If you’re like us, you’ve been watching the stories about those who are not staying home because they’re taking care of all of us. They’re providing access to healthcare, food, transportation, public programs and other essential services. What can we do to help them? We can stay home except when we need to access essential services. We can follow health guidelines to wash our hands, cover our coughs and sneezes, and stay 6 feet away from others. We can stay physically apart from each other to help keep our communities healthy. Thanks to all of you who is serving others. We appreciate you!
What you need to know if your employment has been impacted by COVID-19
Efforts to slow the spread of COVID-19 have had many impacts on people’s lives, including their livelihoods. Many of our family, friends, and neighbors are experiencing these impacts in a much greater and more immediate way than other Oregonians.
Whether your workplace is temporarily closed, you’re experiencing a layoff, or you’ve been impacted in some other way by COVID-19, the Oregon Employment Department is continually working to answer your Frequently Asked Questions. They also have an Unemployment Insurance 101 fact sheet. These resources can help you understand what benefits may be available to you during this time.
Keeping active with kids while staying at home
With schools closed, recess and gym classes are also not in session. Oregon’s unpredictable weather can make it tough for kids to play outside. The American Heart Association has some suggestions for keeping active at home. Here’s a sampling:
Practice math problems and do a jumping jack every time the answer is an even number.
Ball-toss spelling practice: Toss the ball and say a letter then toss the ball to someone else to say the next letter.
Have a dance party for one minute.
Practice spelling and do a squat for every vowel.
Find these suggestions and 20 more on a printable poster.
Oregon reports 2 new COVID-19 deaths, 90 new COVID-19 cases
COVID-19 has claimed 2 more lives in Oregon, raising the state’s death toll from 19 to 21, the Oregon Health Authority reported April 2nd.
Oregon Health Authority also reported 90 new cases of COVID-19 on April 2nd, bringing the statewide total to 826; there have been 15,259 NEGATIVE tests. The COVID-19 cases reported April 2nd are in the following counties: Benton (2), Clackamas (5), Deschutes (5), Hood River (1), Jackson (5), Josephine (2), Klamath (3), Lane (3), Lincoln (1), Marion (13), Union (2), Multnomah (26), Washington (22), and Yamhill (1). Oregon Health Authority reports new cases once a day on its website: www.healthoregon.org/coronavirus.
Oregon’s 20th COVID-19 death is a 61-year-old man in Washington County, who tested positive on March 21, 2020, and died on April 1, 2020, at Tuality Healthcare. He had underlying medical conditions.

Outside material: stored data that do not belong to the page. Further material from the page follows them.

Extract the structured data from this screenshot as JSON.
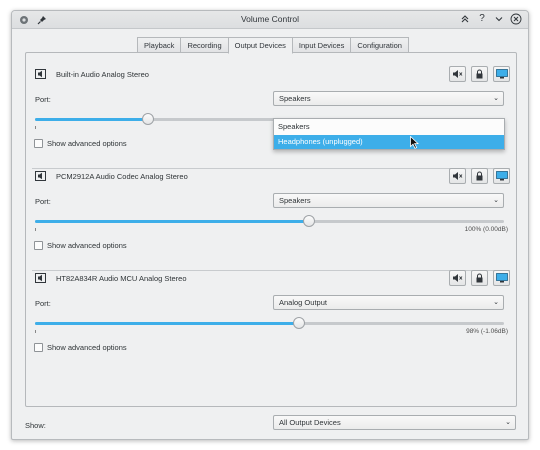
{
  "window": {
    "title": "Volume Control"
  },
  "tabs": [
    {
      "label": "Playback"
    },
    {
      "label": "Recording"
    },
    {
      "label": "Output Devices",
      "active": true
    },
    {
      "label": "Input Devices"
    },
    {
      "label": "Configuration"
    }
  ],
  "port_label": "Port:",
  "advanced_label": "Show advanced options",
  "devices": [
    {
      "name": "Built-in Audio Analog Stereo",
      "port": "Speakers",
      "volume_text": "",
      "volume_fraction": 0.24
    },
    {
      "name": "PCM2912A Audio Codec Analog Stereo",
      "port": "Speakers",
      "volume_text": "100% (0.00dB)",
      "volume_fraction": 0.585
    },
    {
      "name": "HT82A834R Audio MCU Analog Stereo",
      "port": "Analog Output",
      "volume_text": "98% (-1.06dB)",
      "volume_fraction": 0.562
    }
  ],
  "port_dropdown": {
    "options": [
      "Speakers",
      "Headphones (unplugged)"
    ],
    "highlighted": 1
  },
  "footer": {
    "show_label": "Show:",
    "show_value": "All Output Devices"
  },
  "colors": {
    "accent": "#3daee9",
    "window_bg": "#eff0f1"
  }
}
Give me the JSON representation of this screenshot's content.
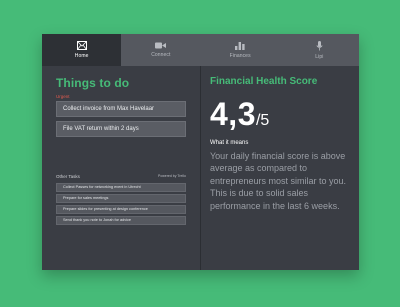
{
  "nav": {
    "items": [
      {
        "label": "Home",
        "icon": "envelope-icon",
        "active": true
      },
      {
        "label": "Connect",
        "icon": "video-camera-icon",
        "active": false
      },
      {
        "label": "Finances",
        "icon": "bar-chart-icon",
        "active": false
      },
      {
        "label": "Lipi",
        "icon": "microphone-icon",
        "active": false
      }
    ]
  },
  "todo": {
    "title": "Things to do",
    "urgent_label": "Urgent",
    "urgent_tasks": [
      "Collect invoice from Max Havelaar",
      "File VAT return within 2 days"
    ],
    "other_label": "Other Tasks",
    "powered_by": "Powered by Trello",
    "other_tasks": [
      "Collect Passes for networking event in Utrecht",
      "Prepare for sales meetings",
      "Prepare slides for presenting at design conference",
      "Send thank you note to Jonah for advice"
    ]
  },
  "health": {
    "title": "Financial Health Score",
    "score": "4,3",
    "out_of": "/5",
    "what_label": "What it means",
    "explanation": "Your daily financial score is above average as compared to entrepreneurs most similar to you. This is due to solid sales performance in the last 6 weeks."
  },
  "colors": {
    "background": "#46bb78",
    "accent": "#46bb78",
    "urgent": "#e05a4f",
    "panel": "#3a3d44"
  }
}
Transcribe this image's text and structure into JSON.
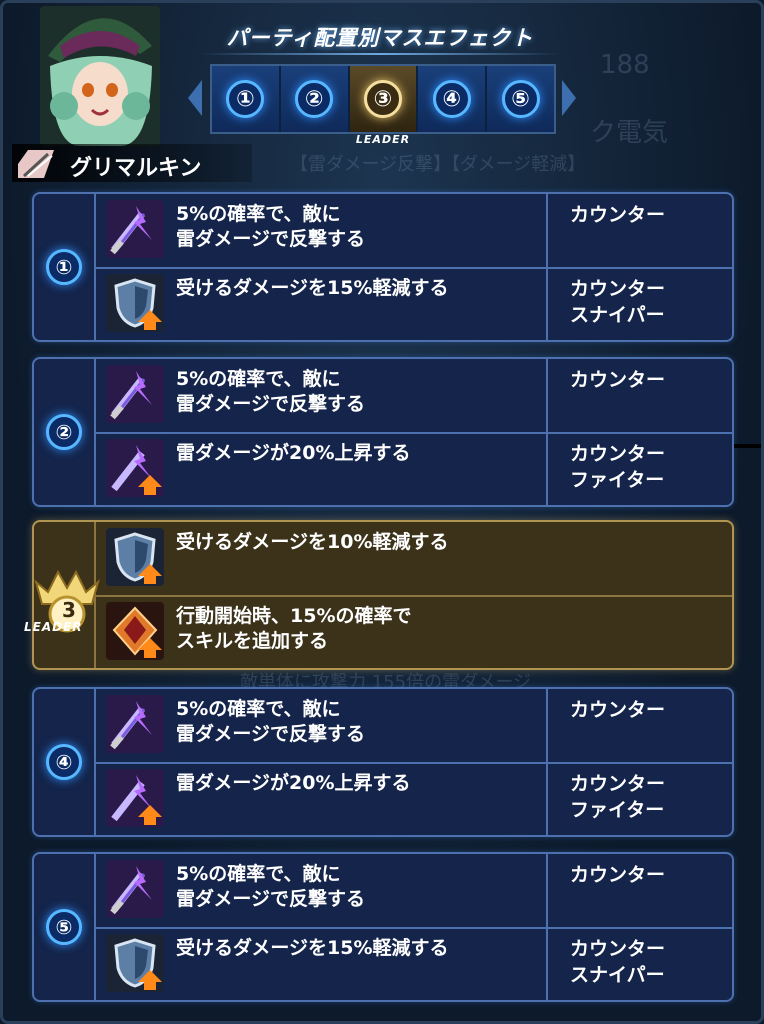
{
  "header": {
    "title": "パーティ配置別マスエフェクト",
    "tabs": [
      "①",
      "②",
      "③",
      "④",
      "⑤"
    ],
    "active_tab": 2,
    "leader_label": "LEADER"
  },
  "background": {
    "counter_value": "188",
    "text_a": "ク電気",
    "text_b": "【雷ダメージ反撃】【ダメージ軽減】",
    "text_c": "敵単体に攻撃力 155倍の雷ダメージ"
  },
  "unit": {
    "name": "グリマルキン"
  },
  "slots": [
    {
      "number": "①",
      "leader": false,
      "effects": [
        {
          "icon": "lightning-sword-icon",
          "text": "5%の確率で、敵に\n雷ダメージで反撃する",
          "type": "カウンター"
        },
        {
          "icon": "shield-up-icon",
          "text": "受けるダメージを15%軽減する",
          "type": "カウンター\nスナイパー"
        }
      ]
    },
    {
      "number": "②",
      "leader": false,
      "effects": [
        {
          "icon": "lightning-sword-icon",
          "text": "5%の確率で、敵に\n雷ダメージで反撃する",
          "type": "カウンター"
        },
        {
          "icon": "lightning-sword-up-icon",
          "text": "雷ダメージが20%上昇する",
          "type": "カウンター\nファイター"
        }
      ]
    },
    {
      "number": "3",
      "leader": true,
      "leader_label": "LEADER",
      "effects": [
        {
          "icon": "shield-up-icon",
          "text": "受けるダメージを10%軽減する",
          "type": ""
        },
        {
          "icon": "skill-gem-up-icon",
          "text": "行動開始時、15%の確率で\nスキルを追加する",
          "type": ""
        }
      ]
    },
    {
      "number": "④",
      "leader": false,
      "effects": [
        {
          "icon": "lightning-sword-icon",
          "text": "5%の確率で、敵に\n雷ダメージで反撃する",
          "type": "カウンター"
        },
        {
          "icon": "lightning-sword-up-icon",
          "text": "雷ダメージが20%上昇する",
          "type": "カウンター\nファイター"
        }
      ]
    },
    {
      "number": "⑤",
      "leader": false,
      "effects": [
        {
          "icon": "lightning-sword-icon",
          "text": "5%の確率で、敵に\n雷ダメージで反撃する",
          "type": "カウンター"
        },
        {
          "icon": "shield-up-icon",
          "text": "受けるダメージを15%軽減する",
          "type": "カウンター\nスナイパー"
        }
      ]
    }
  ],
  "colors": {
    "slot_border": "#4c71ae",
    "leader_border": "#b09452",
    "number_glow": "#58b8ff"
  }
}
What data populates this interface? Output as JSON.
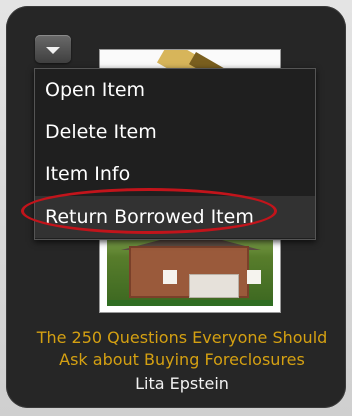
{
  "menu": {
    "toggle_icon": "triangle-down-icon",
    "items": [
      {
        "label": "Open Item",
        "selected": false
      },
      {
        "label": "Delete Item",
        "selected": false
      },
      {
        "label": "Item Info",
        "selected": false
      },
      {
        "label": "Return Borrowed Item",
        "selected": true
      }
    ]
  },
  "book": {
    "title": "The 250 Questions Everyone Should Ask about Buying Foreclosures",
    "author": "Lita Epstein"
  },
  "colors": {
    "tile_background": "#262626",
    "title_color": "#d4a012",
    "author_color": "#f2f2f2",
    "highlight_ring": "#c2141b",
    "menu_background": "#1f1f1f",
    "selected_item_background": "#323232"
  }
}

Oregon’s 21st COVID-19 death is a 91-year-old woman in Marion County, who tested positive on March 31, 2020, and died on April 1, 2020, at her residence. She had underlying medical conditions.
Update: The COVID-19 case data OHA publishes once a day on its website and shares once a day with the media are provisional and subject to change. A case reported yesterday as a Douglas County case was later determined to be a Lane County case. The total number of new cases in Lane County is 3 to reflect this change. However, the case moved from Douglas County to Lane County is not reflected in the total of new cases statewide for today.